Biz de o karanlıkta hedef alınanlardan olduk.
İskenderun OLAY Gazetesi, yıllardır bölge halkının sesi olan, resmi ilan alan, yayın çizgisi belli bir gazeteydi. Ama bir sabah KHK ile kapatıldı. Ne yargı kararı vardı, ne delil. Sadece hedef gösterildik.
GAZETECİLİK SUÇSA, BİZ SUÇLUYUZ. AMA NEYLE?
Kaynak göstererek yapılan haberlerden dolayı "suç" işlediğimiz iddia edildi. Bu ülkede gazetecilik yapan herkesin bildiği şeydir: Kaynak göstermek, haberciliğin namusudur.
Ama biz habercilik yaptığımız için susturulduk.
İfade süreci devam ederken gözaltına alındım. Yaklaşık 3 ay sonra, bir gece yarısı tahliye edildim. Ardından mahkeme, hiçbir suç unsuru bulamayarak "Kovuşturmaya Yer Yoktur" kararı verdi.
Ama hukuk “suçsuz” dedi diye devlet geri adım atmadı.
Karar var, adalet yok.
GASP, SADECE GAZETE BİNASIYLA KALMADI
Mal varlıklarımız iade edilmedi.
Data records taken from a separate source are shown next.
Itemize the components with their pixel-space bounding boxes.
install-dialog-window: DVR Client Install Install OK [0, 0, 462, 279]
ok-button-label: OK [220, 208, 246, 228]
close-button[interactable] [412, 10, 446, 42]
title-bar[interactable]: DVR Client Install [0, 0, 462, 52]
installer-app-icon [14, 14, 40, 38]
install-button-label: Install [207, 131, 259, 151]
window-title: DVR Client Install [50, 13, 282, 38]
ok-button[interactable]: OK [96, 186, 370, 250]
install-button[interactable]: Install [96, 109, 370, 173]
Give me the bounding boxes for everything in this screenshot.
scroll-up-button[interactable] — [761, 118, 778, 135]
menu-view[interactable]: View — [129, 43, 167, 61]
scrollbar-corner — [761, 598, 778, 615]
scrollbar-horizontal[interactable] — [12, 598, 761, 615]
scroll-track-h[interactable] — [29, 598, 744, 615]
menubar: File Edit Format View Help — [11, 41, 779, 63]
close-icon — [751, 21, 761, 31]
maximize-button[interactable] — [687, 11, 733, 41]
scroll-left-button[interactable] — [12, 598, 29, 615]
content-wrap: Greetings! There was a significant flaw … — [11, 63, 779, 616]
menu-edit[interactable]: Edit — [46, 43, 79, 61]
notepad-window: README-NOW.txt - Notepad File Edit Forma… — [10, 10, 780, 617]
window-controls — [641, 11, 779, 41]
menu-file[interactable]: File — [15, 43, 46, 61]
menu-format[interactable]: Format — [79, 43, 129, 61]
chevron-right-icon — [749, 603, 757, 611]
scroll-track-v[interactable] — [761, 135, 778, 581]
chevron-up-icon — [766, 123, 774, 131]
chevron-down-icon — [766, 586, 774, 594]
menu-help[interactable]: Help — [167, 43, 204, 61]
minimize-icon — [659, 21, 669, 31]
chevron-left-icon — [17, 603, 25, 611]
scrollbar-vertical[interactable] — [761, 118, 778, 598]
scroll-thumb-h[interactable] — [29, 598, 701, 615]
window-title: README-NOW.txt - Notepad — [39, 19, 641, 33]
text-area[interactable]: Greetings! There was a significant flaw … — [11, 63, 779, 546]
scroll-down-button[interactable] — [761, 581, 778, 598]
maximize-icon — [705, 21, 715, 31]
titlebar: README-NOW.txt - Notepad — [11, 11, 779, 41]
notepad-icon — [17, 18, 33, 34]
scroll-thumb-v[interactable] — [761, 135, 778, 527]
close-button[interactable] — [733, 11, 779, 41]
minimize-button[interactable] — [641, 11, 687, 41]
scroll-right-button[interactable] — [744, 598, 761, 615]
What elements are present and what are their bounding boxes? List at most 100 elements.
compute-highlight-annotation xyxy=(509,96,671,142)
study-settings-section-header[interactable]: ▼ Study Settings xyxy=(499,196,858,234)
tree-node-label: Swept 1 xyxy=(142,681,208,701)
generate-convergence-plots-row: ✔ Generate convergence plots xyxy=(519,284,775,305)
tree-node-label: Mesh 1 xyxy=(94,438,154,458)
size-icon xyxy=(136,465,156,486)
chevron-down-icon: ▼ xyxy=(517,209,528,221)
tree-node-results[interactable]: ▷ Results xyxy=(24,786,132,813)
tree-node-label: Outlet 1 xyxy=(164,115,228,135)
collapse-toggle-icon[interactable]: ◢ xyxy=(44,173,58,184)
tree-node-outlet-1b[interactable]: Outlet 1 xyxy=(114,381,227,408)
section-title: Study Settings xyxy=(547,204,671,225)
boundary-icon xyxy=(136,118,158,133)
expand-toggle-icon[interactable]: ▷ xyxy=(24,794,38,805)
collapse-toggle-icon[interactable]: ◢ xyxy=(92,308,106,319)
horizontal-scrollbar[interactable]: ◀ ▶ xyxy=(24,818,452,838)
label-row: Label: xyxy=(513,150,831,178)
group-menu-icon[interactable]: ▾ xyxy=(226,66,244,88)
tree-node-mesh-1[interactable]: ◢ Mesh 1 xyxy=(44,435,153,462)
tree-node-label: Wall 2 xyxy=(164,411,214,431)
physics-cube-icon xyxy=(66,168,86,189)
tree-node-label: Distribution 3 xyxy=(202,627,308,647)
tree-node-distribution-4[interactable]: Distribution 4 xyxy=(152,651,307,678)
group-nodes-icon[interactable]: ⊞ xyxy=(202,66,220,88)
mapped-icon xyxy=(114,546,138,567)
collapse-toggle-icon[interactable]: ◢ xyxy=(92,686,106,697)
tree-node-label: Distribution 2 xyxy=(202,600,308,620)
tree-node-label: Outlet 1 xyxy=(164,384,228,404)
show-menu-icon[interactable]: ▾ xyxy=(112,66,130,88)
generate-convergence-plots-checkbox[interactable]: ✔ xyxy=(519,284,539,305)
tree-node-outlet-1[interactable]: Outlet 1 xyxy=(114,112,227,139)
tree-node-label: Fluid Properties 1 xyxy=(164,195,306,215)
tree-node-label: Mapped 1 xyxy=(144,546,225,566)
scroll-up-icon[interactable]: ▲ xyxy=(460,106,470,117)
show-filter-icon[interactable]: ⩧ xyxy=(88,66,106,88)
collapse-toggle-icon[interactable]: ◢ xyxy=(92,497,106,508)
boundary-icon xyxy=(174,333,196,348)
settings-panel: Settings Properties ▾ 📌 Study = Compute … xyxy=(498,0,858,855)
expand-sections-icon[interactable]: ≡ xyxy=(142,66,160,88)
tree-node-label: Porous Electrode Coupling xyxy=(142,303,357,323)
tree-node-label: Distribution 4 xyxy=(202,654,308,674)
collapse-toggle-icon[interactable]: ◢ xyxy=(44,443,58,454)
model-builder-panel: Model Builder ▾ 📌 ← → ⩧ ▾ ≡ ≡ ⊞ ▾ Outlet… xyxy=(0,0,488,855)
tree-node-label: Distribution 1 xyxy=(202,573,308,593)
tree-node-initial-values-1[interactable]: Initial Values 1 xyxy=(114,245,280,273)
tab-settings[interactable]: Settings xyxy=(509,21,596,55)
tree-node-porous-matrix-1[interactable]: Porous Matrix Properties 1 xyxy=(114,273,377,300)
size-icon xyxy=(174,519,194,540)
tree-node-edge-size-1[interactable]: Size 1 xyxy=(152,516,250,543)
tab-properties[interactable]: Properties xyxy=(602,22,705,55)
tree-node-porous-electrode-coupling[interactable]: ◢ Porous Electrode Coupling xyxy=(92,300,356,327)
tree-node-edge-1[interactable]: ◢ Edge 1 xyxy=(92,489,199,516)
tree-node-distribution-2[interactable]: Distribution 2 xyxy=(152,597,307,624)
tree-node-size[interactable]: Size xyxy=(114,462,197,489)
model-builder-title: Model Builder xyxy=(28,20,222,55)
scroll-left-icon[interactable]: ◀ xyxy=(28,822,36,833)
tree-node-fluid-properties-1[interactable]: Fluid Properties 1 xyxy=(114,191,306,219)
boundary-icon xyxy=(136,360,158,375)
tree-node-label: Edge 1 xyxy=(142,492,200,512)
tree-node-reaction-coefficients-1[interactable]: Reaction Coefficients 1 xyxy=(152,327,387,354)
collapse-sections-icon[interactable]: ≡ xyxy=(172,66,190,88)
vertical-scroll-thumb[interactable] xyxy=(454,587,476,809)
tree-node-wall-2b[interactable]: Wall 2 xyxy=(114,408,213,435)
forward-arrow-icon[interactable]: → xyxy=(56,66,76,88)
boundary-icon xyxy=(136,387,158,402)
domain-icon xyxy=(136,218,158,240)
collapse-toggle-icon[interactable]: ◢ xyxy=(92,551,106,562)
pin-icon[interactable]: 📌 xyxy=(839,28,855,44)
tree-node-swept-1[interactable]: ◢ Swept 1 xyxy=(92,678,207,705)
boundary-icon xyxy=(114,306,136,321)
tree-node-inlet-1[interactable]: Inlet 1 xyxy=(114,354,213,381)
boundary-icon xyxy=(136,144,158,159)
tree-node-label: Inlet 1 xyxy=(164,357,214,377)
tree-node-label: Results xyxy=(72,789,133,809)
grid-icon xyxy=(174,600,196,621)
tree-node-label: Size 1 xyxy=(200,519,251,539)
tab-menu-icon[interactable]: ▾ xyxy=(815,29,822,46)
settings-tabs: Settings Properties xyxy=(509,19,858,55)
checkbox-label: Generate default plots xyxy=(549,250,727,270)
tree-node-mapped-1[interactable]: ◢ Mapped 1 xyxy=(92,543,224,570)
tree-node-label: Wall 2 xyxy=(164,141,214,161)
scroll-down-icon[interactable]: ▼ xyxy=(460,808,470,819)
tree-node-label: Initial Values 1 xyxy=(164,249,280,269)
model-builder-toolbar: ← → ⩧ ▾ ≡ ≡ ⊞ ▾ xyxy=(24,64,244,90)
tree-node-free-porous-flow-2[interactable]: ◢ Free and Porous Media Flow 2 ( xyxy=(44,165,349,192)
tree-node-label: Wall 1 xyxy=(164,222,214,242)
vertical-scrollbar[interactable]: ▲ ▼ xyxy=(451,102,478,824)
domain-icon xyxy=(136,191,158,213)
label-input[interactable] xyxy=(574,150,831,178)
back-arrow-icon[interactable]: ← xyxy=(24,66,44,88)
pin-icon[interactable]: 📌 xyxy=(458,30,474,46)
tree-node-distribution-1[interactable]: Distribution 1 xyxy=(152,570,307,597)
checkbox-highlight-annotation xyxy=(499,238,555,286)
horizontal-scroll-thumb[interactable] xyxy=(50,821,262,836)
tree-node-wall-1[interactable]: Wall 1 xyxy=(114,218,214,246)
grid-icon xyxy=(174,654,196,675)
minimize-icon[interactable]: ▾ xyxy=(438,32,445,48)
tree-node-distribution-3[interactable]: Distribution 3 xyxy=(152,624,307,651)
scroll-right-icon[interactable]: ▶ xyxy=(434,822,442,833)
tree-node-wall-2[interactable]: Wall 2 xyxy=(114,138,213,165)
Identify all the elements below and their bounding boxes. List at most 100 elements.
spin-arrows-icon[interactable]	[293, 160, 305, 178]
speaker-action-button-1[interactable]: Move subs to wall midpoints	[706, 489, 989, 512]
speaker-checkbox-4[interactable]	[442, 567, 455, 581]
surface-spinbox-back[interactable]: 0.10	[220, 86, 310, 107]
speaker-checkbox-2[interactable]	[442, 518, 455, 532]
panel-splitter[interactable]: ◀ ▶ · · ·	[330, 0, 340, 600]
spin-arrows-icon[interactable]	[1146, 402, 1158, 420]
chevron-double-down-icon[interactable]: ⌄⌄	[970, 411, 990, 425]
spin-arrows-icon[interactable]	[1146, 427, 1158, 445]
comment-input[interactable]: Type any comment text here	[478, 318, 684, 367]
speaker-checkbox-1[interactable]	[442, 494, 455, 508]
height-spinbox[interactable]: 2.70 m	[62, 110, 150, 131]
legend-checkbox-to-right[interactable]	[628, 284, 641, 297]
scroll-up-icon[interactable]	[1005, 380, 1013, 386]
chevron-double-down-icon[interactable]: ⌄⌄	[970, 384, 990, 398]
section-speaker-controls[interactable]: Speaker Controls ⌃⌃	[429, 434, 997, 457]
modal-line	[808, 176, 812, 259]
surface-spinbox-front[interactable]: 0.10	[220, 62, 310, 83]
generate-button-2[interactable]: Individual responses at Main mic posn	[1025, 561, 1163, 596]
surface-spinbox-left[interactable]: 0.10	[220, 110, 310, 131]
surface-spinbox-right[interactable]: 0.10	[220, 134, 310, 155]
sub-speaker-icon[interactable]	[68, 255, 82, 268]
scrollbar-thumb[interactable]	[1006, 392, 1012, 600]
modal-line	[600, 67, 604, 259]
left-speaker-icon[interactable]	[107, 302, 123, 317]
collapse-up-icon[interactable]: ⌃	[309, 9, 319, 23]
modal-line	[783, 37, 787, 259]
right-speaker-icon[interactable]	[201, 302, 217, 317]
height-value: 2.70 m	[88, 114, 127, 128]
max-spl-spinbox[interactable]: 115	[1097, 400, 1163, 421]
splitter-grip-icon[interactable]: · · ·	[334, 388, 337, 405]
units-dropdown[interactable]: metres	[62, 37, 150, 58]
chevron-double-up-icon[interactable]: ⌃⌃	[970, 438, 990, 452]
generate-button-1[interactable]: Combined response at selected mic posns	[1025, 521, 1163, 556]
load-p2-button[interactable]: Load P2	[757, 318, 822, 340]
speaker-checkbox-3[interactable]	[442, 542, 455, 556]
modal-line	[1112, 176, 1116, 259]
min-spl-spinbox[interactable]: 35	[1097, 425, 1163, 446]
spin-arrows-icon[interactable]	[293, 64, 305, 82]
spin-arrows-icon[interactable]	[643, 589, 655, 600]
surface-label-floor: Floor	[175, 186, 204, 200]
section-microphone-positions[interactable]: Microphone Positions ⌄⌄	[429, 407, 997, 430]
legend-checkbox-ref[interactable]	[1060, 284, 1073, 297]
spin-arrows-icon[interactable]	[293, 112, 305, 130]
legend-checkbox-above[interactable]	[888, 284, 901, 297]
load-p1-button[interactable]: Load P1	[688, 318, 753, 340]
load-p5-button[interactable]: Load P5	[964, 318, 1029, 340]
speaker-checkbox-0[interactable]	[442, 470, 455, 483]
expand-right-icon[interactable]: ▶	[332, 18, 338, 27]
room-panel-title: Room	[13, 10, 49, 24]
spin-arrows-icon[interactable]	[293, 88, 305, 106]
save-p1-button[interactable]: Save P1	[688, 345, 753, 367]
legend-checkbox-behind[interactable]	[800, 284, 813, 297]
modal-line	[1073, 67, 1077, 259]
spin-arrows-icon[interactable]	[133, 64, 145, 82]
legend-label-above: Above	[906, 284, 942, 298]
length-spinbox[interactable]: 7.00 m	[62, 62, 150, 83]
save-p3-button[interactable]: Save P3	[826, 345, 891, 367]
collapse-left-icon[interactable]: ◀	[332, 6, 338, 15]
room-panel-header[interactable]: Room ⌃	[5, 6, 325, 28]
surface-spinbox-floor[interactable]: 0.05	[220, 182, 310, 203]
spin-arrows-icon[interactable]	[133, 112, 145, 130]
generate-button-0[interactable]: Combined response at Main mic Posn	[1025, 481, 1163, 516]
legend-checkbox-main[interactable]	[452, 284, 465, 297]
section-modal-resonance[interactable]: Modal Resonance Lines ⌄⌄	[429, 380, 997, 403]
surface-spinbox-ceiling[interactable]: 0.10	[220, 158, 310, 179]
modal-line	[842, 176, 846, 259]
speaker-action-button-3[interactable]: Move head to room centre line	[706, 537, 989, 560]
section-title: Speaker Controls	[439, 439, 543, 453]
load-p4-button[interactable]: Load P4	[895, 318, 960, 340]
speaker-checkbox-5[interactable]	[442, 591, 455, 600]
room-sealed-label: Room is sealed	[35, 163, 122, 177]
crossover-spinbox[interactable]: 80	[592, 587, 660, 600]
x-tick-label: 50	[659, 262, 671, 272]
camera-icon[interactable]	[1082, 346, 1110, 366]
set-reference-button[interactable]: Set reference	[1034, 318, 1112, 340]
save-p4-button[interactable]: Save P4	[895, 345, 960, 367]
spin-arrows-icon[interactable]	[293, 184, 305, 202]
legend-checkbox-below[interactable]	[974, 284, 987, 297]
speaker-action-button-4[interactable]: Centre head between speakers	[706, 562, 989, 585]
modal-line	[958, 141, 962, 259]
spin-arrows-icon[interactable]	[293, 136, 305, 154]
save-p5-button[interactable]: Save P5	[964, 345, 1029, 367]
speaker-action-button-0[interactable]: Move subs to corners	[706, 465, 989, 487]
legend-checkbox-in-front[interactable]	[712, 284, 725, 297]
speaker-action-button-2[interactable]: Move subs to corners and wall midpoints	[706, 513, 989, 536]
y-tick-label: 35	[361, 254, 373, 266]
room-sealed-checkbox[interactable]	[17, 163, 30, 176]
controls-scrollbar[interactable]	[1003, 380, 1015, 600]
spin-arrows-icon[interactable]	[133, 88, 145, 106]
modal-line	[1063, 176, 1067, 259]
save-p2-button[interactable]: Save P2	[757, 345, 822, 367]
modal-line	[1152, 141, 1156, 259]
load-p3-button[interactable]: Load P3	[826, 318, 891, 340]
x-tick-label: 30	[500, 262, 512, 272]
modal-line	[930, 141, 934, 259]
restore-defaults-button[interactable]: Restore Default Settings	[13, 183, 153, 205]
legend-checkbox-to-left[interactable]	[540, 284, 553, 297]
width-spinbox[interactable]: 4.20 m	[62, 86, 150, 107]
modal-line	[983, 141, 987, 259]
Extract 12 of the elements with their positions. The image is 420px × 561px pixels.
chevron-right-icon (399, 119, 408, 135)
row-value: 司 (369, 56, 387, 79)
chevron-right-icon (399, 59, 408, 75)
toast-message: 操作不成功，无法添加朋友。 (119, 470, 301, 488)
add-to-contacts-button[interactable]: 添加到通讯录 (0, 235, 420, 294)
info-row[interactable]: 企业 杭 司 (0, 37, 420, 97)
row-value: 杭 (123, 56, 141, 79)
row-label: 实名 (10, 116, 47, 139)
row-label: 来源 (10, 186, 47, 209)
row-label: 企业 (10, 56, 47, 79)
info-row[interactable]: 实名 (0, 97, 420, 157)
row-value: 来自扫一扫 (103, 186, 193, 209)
Gazeteye ait olmayan, bana ait özel aracım bile TMSF tarafından değerinin çok altında satışa çıkarıldı. Tüm itirazlara rağmen satıldı.
Mahkemeye gittik, dosyalar açtık, kanun gösterdik.
Hiçbiri işe yaramadı. Çünkü bu ülkede artık haklı olmak değil, güçlü olmak kazanıyor.
"BANA DOKUNMAYAN YILAN..." DİYENLER ŞİMDİ NEREDE?
Yaşadığımız bu hukuksuzluğu duyurmak için onlarca gazeteciye, medya kuruluşuna, basın meslek örgütüne başvurduk. Belgeleriyle, mahkeme kararlarıyla…
Hiçbiri haber yapmadı.
Neden mi? Çünkü o gün herkes kendi koltuğunun derdindeydi.
Birçoğu “Bize dokunmaz” diyordu.
Kimisi de bizim susturulmamıza içten içe sevindi. Özellikle bazı yerel medya temsilcileri, “ilan pastası büyür, biraz daha kazanırız” düşüncesiyle olanı izlemekle yetindi.
Ama tarih affetmiyor.
Bugün aynı medya patronları, aynı gazeteciler, susturulma sırasının kendilerine geldiğini yeni yeni fark ediyor.
Ekranları karartılıyor, gazeteleri kapanıyor, sosyal medyada bile yazamaz hâle geliyorlar.
Çünkü "bana dokunmayan yılan" dedikleri şey, bugün gelip kendilerini sokuyor.
BUGÜN BASIN ÖZGÜRLÜĞÜ DEĞİL, BASIN ENKAZI VAR
Artık ülkede gazeteci olmak değil, gazetecilik yapmaya niyet etmek bile suç sayılıyor.
Sansür, oto-sansür, siyasi baskı, ilan kıskacı…
Bir de üzerine hukuksuzluk eklenince, ortaya çıkan şey ne habercilik ne de özgür basındır.
Bu, korkunun kurumsallaştığı bir sessizlik düzenidir.
PES ETMİYORUZ, ÇÜNKÜ SUSMAK YENİLMEKTİR
Bugün hâlâ hakkımızı arıyoruz.
Olay Gazetesi’nin gasp edilen mal varlıkları, iade edilmeyen hakları ve yok sayılan mahkeme kararları için mücadele etmeye devam ediyoruz.
Ama artık çok net biliyoruz:
Bu sadece bizim meselemiz değil.
Bu, bu ülkede konuşmaya cesaret eden herkesin meselesi.
Gazeteci, sanatçı, akademisyen, öğrenci fark etmez…
Sıra hep bir sonrakinde.
Eğer o gün susulmasaydı, bugün burada olmazdık.
Bugün konuşmak hâlâ bedel istiyor.
Ama biz o bedeli ödedik.
Ve susmadık. Çünkü susmak, yenilmektir.